Em tempos de recuo democrático, diálogo e civilidade são urgentes

Troche
Ilustração do artista Troche
Ilustração do artista Troche

Em seu magnífico livro "Civilização", o historiador Niall Ferguson diz que o fator decisivo para a supremacia conquistada pelo Ocidente foram suas instituições. Isso inclui sistemas de representação política, direitos individuais e propriedade privada, mas não só isso.

Há um conjunto de ideias e modos de vida em jogo. Ferguson fala da "competição", fruto direto da fragmentação do moderno mundo político europeu, em particular após a Reforma. Fala, seguindo Weber, da ética do trabalho e da progressiva vitória da ciência e do conhecimento aplicado, cujo primeiro e espetacular resultado foi a Revolução Industrial.

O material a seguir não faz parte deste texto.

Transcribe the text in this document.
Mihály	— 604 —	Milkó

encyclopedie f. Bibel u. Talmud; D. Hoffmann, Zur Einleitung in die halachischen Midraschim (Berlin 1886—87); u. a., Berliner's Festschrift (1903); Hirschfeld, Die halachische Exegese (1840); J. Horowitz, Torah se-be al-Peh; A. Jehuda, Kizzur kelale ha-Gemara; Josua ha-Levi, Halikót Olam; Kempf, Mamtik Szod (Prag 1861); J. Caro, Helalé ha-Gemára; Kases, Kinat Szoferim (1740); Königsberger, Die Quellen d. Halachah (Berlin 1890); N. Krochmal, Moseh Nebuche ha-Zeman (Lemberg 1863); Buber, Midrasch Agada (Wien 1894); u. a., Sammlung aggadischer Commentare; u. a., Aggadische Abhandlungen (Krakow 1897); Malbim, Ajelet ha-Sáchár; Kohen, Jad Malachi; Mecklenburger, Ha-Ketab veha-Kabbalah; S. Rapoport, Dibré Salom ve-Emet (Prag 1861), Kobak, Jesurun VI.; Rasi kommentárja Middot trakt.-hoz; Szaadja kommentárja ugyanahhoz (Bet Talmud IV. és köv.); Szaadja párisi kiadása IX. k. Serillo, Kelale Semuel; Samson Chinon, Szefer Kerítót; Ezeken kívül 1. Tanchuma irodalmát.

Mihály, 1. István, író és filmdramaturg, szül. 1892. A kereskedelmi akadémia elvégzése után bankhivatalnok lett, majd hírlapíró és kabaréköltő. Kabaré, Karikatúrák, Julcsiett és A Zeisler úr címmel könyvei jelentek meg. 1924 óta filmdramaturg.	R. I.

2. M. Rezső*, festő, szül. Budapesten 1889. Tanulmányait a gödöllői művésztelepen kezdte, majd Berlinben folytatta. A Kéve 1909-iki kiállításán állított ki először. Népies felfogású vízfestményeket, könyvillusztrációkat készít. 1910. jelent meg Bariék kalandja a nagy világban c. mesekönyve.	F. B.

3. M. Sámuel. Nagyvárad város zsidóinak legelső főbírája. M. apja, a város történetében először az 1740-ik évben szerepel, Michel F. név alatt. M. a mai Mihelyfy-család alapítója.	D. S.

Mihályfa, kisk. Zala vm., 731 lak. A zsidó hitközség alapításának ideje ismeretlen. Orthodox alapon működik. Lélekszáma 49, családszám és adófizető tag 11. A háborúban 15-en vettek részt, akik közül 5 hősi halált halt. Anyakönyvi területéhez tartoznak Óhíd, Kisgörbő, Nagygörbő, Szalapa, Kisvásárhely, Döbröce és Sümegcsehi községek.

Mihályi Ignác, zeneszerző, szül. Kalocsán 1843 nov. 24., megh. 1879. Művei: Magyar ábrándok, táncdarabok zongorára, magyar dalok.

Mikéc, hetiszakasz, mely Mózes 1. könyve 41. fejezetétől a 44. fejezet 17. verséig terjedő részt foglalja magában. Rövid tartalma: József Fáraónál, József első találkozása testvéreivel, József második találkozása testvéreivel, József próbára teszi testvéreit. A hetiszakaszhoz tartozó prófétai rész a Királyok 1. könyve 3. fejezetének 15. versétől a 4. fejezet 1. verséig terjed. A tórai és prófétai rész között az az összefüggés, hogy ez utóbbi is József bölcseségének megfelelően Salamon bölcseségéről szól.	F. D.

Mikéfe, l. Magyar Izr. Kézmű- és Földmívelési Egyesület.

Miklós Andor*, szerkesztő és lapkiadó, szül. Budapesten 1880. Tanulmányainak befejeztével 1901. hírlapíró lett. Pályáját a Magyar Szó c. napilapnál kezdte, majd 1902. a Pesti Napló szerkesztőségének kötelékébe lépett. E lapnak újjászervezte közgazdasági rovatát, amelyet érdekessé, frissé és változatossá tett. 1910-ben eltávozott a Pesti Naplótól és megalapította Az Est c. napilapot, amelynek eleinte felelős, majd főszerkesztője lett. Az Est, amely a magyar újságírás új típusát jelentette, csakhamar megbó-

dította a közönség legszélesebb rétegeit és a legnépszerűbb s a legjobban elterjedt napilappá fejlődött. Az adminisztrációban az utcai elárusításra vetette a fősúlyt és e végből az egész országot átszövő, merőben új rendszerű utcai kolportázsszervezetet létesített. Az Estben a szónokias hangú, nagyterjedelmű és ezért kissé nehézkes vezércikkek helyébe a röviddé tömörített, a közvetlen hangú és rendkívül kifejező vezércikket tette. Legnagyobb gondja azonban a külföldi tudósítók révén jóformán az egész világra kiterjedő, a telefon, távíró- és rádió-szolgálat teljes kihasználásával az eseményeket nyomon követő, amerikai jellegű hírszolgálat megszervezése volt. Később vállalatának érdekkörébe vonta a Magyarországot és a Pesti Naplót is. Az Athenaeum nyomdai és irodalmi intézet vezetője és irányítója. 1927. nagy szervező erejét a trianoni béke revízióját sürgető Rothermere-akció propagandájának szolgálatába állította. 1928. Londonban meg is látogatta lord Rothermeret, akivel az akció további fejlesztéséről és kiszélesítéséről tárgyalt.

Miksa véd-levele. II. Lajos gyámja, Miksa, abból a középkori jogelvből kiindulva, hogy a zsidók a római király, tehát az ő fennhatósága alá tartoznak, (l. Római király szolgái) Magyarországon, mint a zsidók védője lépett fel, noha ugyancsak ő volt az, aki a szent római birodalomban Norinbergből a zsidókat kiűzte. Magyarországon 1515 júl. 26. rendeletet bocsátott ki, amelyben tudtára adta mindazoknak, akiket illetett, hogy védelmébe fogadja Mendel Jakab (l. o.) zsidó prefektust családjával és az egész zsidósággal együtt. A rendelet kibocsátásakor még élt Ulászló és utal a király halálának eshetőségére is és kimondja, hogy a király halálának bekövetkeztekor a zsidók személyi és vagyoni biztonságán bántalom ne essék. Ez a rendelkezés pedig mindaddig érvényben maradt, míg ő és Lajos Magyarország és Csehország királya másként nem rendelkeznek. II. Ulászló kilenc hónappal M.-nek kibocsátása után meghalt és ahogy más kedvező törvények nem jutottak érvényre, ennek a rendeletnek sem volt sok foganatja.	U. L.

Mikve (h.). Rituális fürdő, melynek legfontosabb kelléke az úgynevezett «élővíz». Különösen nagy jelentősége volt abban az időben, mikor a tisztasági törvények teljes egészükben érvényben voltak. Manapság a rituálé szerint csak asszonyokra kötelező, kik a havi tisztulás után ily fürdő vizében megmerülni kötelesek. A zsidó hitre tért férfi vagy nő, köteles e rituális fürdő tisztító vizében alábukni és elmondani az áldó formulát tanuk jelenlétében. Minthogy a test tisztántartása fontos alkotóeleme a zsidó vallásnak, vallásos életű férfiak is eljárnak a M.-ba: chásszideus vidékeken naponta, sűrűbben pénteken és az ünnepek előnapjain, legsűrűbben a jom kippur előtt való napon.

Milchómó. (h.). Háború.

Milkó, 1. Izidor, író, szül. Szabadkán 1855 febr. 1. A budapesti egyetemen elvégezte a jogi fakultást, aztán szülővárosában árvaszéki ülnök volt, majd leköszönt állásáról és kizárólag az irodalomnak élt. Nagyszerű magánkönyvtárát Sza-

Ferguson é provocativo. Sua tese faz troça do vitimismo histórico que frequentemente pautou nossa interpretação da formação latino-americana. Ele contrasta Locke e sua elegante defesa dos direitos naturais com o racismo grosseiro de Simón Bolívar e seu desdém pelo império da lei.

É evidente que há nisso tudo o risco da caricatura. E, se é verdade que o Ocidente produziu o Louvre e "The Bill of Rights", é certo que também criou Auschwitz e o Gulag soviético.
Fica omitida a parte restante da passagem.